Saturday, December 31, 2011
Breach of Contract! PA Man Allegedly Calls 911 After Hoes Hired to Double Up on Him Instead Go at Each Other & Keep Him Relegated to the "Sideline"...
[Menage a Trois Week continues on TIR...]
I really don't know the sadder situation here: (1) A couple of hookers allegedly taking all this old codger's dough after doing nothing to which he says they agreed; or (2) This old coffin-dodger actually thinking his best recourse would be to call the cops after these broads' alleged nefarious "breach of contract." I'm guessing a lawsuit filed down in the ol' circuit court can't be too far behind from this furry old timer...
63-year-old Jerry Streng (pictured above) of Berlin, Pennsylvania told cops it all started when he simply tried to hire a couple of whores for 400 bucks "for the purpose of 'Smoking his Smoke' and engaging in sexual intercourse" with him (link to Smoking Gun's full story at bottom).
But like most any alleged personal services "contract," Streng says he had some very specific notions as to precisely what was to go down (in more ways than one) in this little menage a trois for hire. Streng says his very specific "agreement" with the two harlots would've placed him "in the middle of both women while the three of them engaged in sexual activity with each other."
However, Streng claims the tart tandem only delivered the goods on half the equation, being only too willing to "Smoke His Smoke," but not so much it seems when it came to including him in three-way, Lawrence-inspired, doublin'-down sexcapades back in the bedroom.

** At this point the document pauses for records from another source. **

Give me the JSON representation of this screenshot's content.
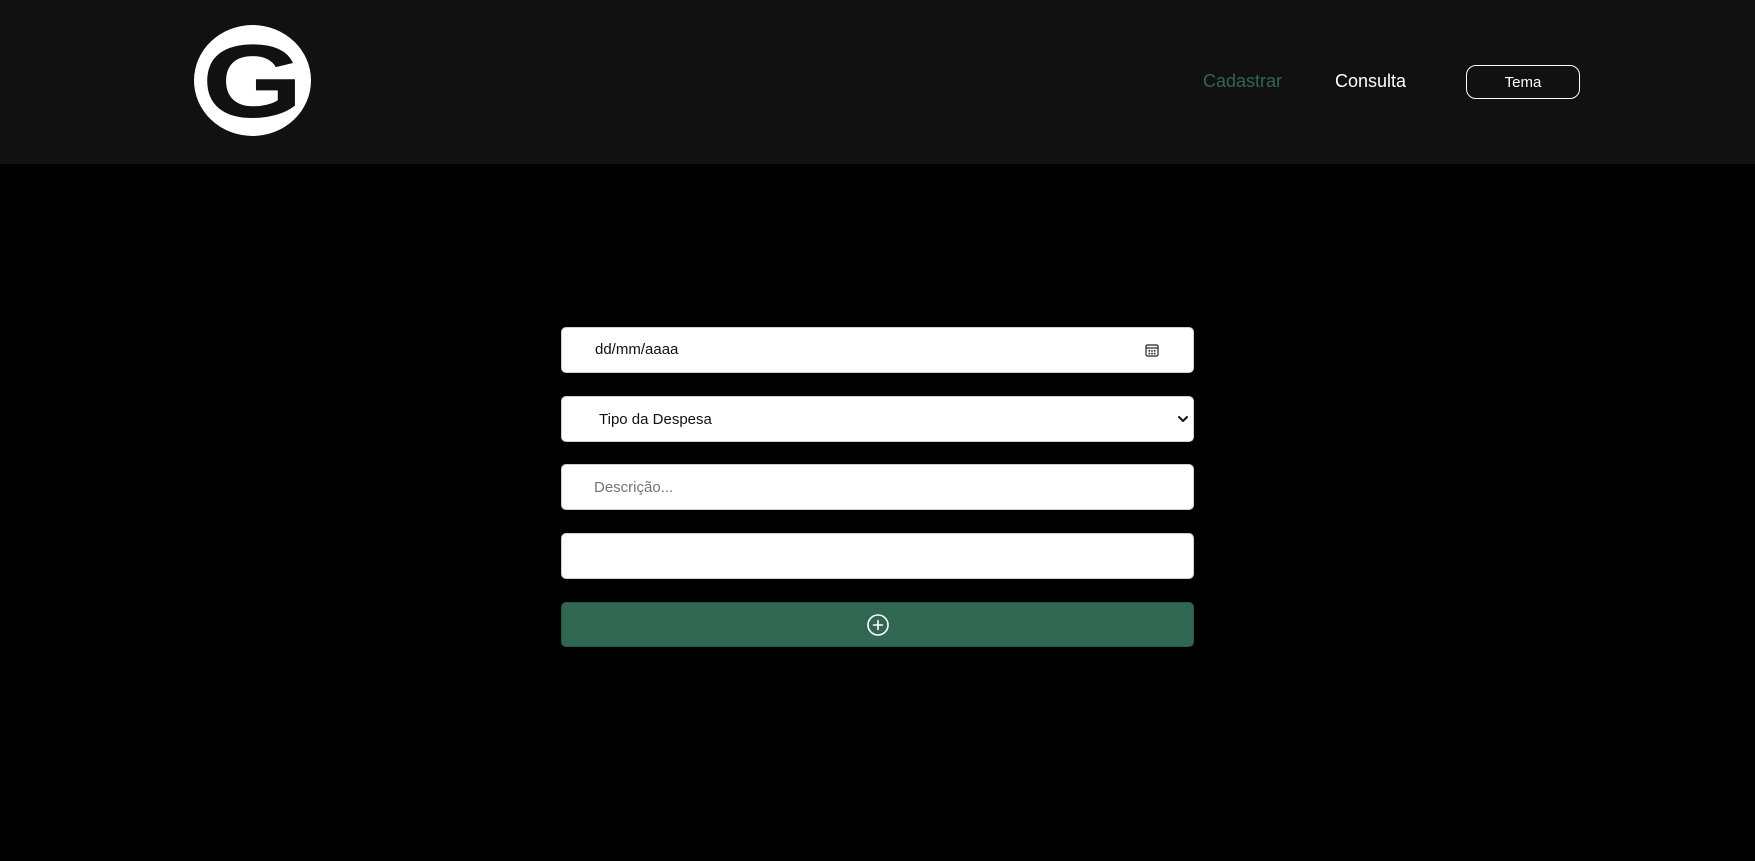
{
  "header": {
    "logo": {
      "letter": "G",
      "icon": "g-logo-icon"
    },
    "nav": {
      "cadastrar_label": "Cadastrar",
      "consulta_label": "Consulta"
    },
    "tema_label": "Tema"
  },
  "form": {
    "date_field": {
      "placeholder": "dd/mm/aaaa",
      "icon": "calendar-icon"
    },
    "expense_type_select": {
      "selected": "Tipo da Despesa",
      "icon": "chevron-down-icon"
    },
    "description_input": {
      "value": "",
      "placeholder": "Descrição..."
    },
    "value_input": {
      "value": "",
      "placeholder": ""
    },
    "add_button": {
      "icon": "plus-circle-icon"
    }
  },
  "colors": {
    "header_bg": "#111111",
    "page_bg": "#000000",
    "accent": "#306652",
    "text_light": "#ffffff"
  }
}
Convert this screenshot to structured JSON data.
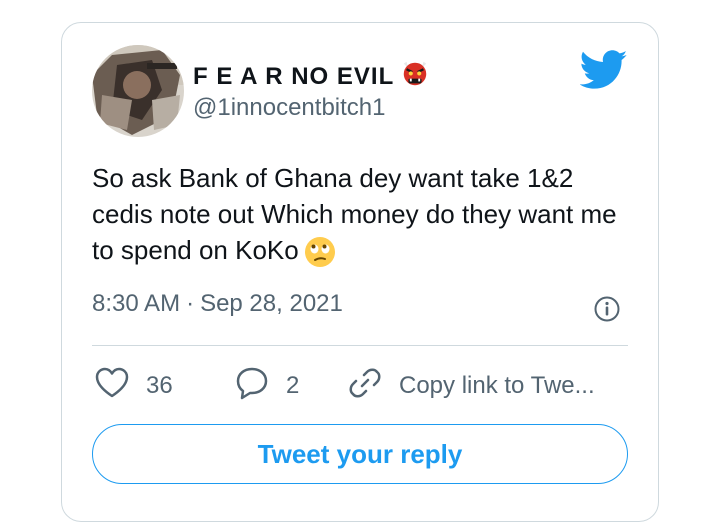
{
  "tweet": {
    "display_name": "F E A R NO EVIL",
    "name_emoji": "red-ogre-mask-emoji",
    "handle": "@1innocentbitch1",
    "text": "So ask Bank of Ghana dey want  take 1&2 cedis note out Which money do they want me to spend on KoKo",
    "text_emoji": "face-with-rolling-eyes-emoji",
    "time": "8:30 AM",
    "separator": "·",
    "date": "Sep 28, 2021"
  },
  "actions": {
    "like_count": "36",
    "reply_count": "2",
    "copy_link_label": "Copy link to Twe..."
  },
  "reply_button_label": "Tweet your reply",
  "colors": {
    "accent": "#1d9bf0",
    "text_primary": "#0f1419",
    "text_secondary": "#536471",
    "border": "#cfd9de"
  }
}
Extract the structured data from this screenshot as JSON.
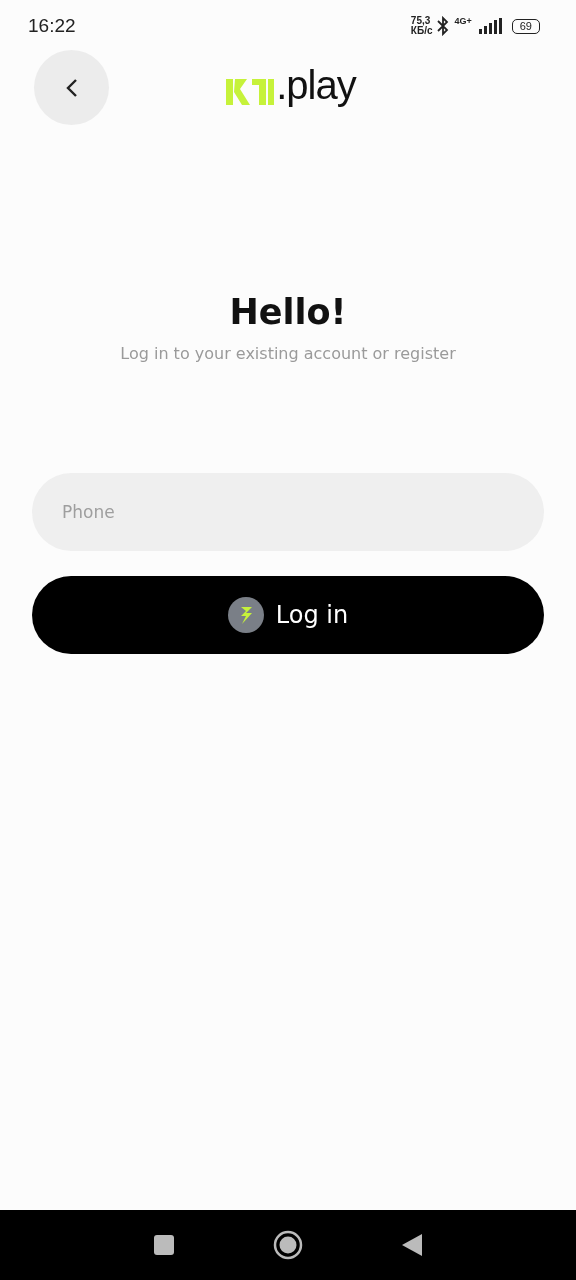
{
  "status_bar": {
    "time": "16:22",
    "speed": "75,3",
    "speed_unit": "КБ/с",
    "network": "4G+",
    "battery": "69"
  },
  "header": {
    "logo_text": ".play"
  },
  "title": "Hello!",
  "subtitle": "Log in to your existing account or register",
  "phone_field": {
    "placeholder": "Phone"
  },
  "login_button": {
    "label": "Log in"
  }
}
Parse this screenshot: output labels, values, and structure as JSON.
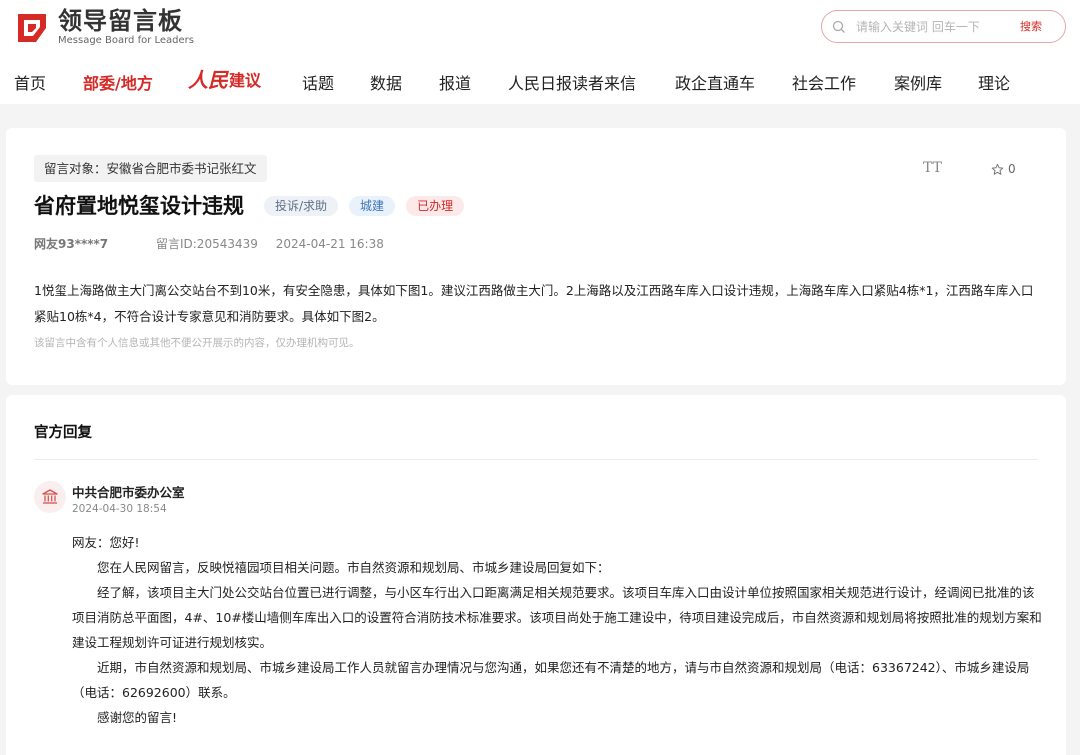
{
  "header": {
    "logo_cn": "领导留言板",
    "logo_en": "Message Board for Leaders",
    "search_placeholder": "请输入关键词 回车一下",
    "search_button": "搜索"
  },
  "nav": {
    "items": [
      "首页",
      "部委/地方",
      "话题",
      "数据",
      "报道",
      "人民日报读者来信",
      "政企直通车",
      "社会工作",
      "案例库",
      "理论"
    ],
    "brand_script": "人民",
    "brand_text": "建议"
  },
  "message": {
    "target": "留言对象：安徽省合肥市委书记张红文",
    "font_toggle": "TT",
    "fav_count": "0",
    "title": "省府置地悦玺设计违规",
    "chips": [
      "投诉/求助",
      "城建",
      "已办理"
    ],
    "author": "网友93****7",
    "message_id": "留言ID:20543439",
    "datetime": "2024-04-21 16:38",
    "body": "1悦玺上海路做主大门离公交站台不到10米，有安全隐患，具体如下图1。建议江西路做主大门。2上海路以及江西路车库入口设计违规，上海路车库入口紧贴4栋*1，江西路车库入口紧贴10栋*4，不符合设计专家意见和消防要求。具体如下图2。",
    "privacy_note": "该留言中含有个人信息或其他不便公开展示的内容，仅办理机构可见。"
  },
  "reply": {
    "heading": "官方回复",
    "org_name": "中共合肥市委办公室",
    "org_time": "2024-04-30 18:54",
    "greeting": "网友：您好!",
    "paragraphs": [
      "您在人民网留言，反映悦禧园项目相关问题。市自然资源和规划局、市城乡建设局回复如下：",
      "经了解，该项目主大门处公交站台位置已进行调整，与小区车行出入口距离满足相关规范要求。该项目车库入口由设计单位按照国家相关规范进行设计，经调阅已批准的该项目消防总平面图，4#、10#楼山墙侧车库出入口的设置符合消防技术标准要求。该项目尚处于施工建设中，待项目建设完成后，市自然资源和规划局将按照批准的规划方案和建设工程规划许可证进行规划核实。",
      "近期，市自然资源和规划局、市城乡建设局工作人员就留言办理情况与您沟通，如果您还有不清楚的地方，请与市自然资源和规划局（电话：63367242）、市城乡建设局（电话：62692600）联系。",
      "感谢您的留言!"
    ]
  },
  "colors": {
    "brand": "#d52a26",
    "background": "#f4f4f5"
  }
}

Streng complained to cops that the dirty duo did not even "invite him into the bed," instead climbing under the sheets and getting it on with each other. What's worse, he says, is that when he did try to enter this freaky fray, the two street walkers stuck his old ass on the "sideline" and wouldn't let him "in the middle like they agreed to" -- like something out of a bad knockoff of the old film The Sex Monster.
"Relegated to the end" of the bed rather than his "desired middle slot," Streng lamented to cops that he was left to resort "to grope the breast of the female closest to him." And the truly sad part, he says, is that "after that fleeting fondle," these two contract-welching women of the street (allegedly) grabbed all his money and ran -- all without ever "fully servicing him." Talk about a couple 'a stone cold cocottes!
And of course, whether it be a prostitution deal gone bad, or any other rudimentary breach of contract for that matter, the best course of actions is always -- what else: Call 911, Baby! That's right, Streng got the cops over there almost as fast as those two tricky trollops hit the exits once his money was in hand (allegedly).
So alas we arrive at the moral of this rather pathetic story: An agreement to bone a babe for money has an illegal subject matter at its core! That makes it an illegal, unenforceable contract. It also means you can't sue on it, and the cops can't do a damn a thing for you except to slap your dumb ass with solicitation charges and toss ya right in the hoosegow...
Which is precisely what happened to this old battle axe Streng. Although something tells me that Streng figures it was all worth it, since another consequence of his rattin' out these two ladies of pleasure means they also got their trio triumvirate-feigning skanky asses (allegedly) thrown right in the can themselves. That'll teach them to smoke a man's smoke without as so much as taking one puff on his pipe.